We had read a number of people's reviews about Madrid, and many of those stated that one must try the chocolate churros at Las Farolas.
The Churreria-Chocolateria Las Farolas restaurant has been in business for over 100 years, and they have several other locations scattered about Spain.
So we stopped at Churreria-Chocolateria Las Farolas. The best churros & chocolate we have ever had! They are located at Calle Mayor, 11, 28012, Madrid, Spain at the intersection of Calle Mayor and Calle de San Cristobal.
One of our goals while in Madrid, was to experience a Flamenco show, so we attended one at La Taberna de Mister Pinkleton. The singers & dancers were very good and the flamenco guitarist was excellent.
This was during a break in the Flamenco show, the musicians and dancers were changing costumes, so we ordered another round of sangrias.
You can acquire your tickets online at Viator in advance of the show, highly recommended, as we saw a lengthy line waiting to purchase tickets at the door when we entered with our reservations.
La Taberna de Mister Pinkleton serves drinks & food as well as dinner if you so choose. We don't have any flamenco experience, but we thoroughly enjoyed the show.
We had decided to have tapas one night, and we only had to walk a few blocks from our hotel to this highly recommended restaurant, La Meripepa.
Our next day's adventure was to visit Toledo, only 87 kilometers from Madrid. We got our tickets from Viator. You would have to select from several different types of bus tours, we took the "Toledo half day" tour.
This is the first view we had of Toledo as the bus crossed the River Tagus. I would assume that the bus followed this route to give our tour group a great view of Toledo, and if so they certainly made it nice for us!
This Jewish emblem notes the boundary of the original Jewish section of the old city. However, during the Spanish Inquisition all Jews were expelled from Toledo and none live there today.
The courtyard of the Monastery of San Juan de los Reyes. This is a beautiful building and quite famous!
The original church was completed in 1504, commissioned by King Ferdinand II of Aragon and Queen Isabella I of Castile. Mass is still celebrated here!
The Monastery chancel is decorated with an altar (mid-16th century) from the former Santa Cruz Hospital by sculptor Felipe Bigarny and painter Francisco de Comontes, depicting scenes from the Passion and the Resurrection, as well as two scenes of the Santa Cruz legend.

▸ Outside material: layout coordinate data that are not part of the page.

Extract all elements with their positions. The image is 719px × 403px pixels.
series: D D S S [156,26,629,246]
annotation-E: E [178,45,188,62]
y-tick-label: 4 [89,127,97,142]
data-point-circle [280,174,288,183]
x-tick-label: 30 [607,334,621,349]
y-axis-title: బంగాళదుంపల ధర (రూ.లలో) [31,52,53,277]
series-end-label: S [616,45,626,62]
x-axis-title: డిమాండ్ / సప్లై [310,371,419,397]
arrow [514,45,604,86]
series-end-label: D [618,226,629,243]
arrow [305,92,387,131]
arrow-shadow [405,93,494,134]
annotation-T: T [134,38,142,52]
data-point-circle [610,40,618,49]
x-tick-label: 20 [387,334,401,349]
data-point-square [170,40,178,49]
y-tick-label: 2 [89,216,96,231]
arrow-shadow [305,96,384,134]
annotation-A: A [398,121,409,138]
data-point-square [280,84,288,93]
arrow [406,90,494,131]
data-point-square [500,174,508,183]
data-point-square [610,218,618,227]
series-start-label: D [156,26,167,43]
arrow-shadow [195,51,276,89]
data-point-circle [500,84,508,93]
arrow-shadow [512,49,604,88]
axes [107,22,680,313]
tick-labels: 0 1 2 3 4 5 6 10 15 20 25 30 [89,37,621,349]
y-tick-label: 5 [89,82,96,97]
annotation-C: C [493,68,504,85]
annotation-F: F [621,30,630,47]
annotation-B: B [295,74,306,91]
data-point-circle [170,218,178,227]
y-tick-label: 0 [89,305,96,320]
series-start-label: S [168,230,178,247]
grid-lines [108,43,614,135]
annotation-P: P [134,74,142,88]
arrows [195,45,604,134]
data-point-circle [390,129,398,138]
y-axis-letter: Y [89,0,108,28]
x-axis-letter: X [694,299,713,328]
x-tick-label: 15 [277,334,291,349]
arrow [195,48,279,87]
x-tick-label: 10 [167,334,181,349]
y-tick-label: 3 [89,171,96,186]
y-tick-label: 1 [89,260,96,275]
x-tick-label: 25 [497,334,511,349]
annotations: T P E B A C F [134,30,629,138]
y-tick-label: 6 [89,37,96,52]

We had just exited Jardines del Cabo Noval (park near the Royal Palace) and had entered the Teatro Real area when we saw this street performer. Yes they are pan-handling, but you have to admit that it was a unique costume!
I should mention that it was a warm day, and we were wondering how this street performer could remain still for such long periods of time without hydration?
This was our last dinner in Madrid, we ate at the Fogg Bar Birras & Cheese on the Calle de Moratín about 1.5 kilometers from our hotel.
That item in the picture above is a Spanish version of nachos with a guacamole sauce and it was delicious! The restaurant had a very good draft beer selection, of which we put to good use too.
The name of this establishment might make you think that it was just another pub, but their food was quite good and the restaurant filled up rapidly while we were enjoying our dinner.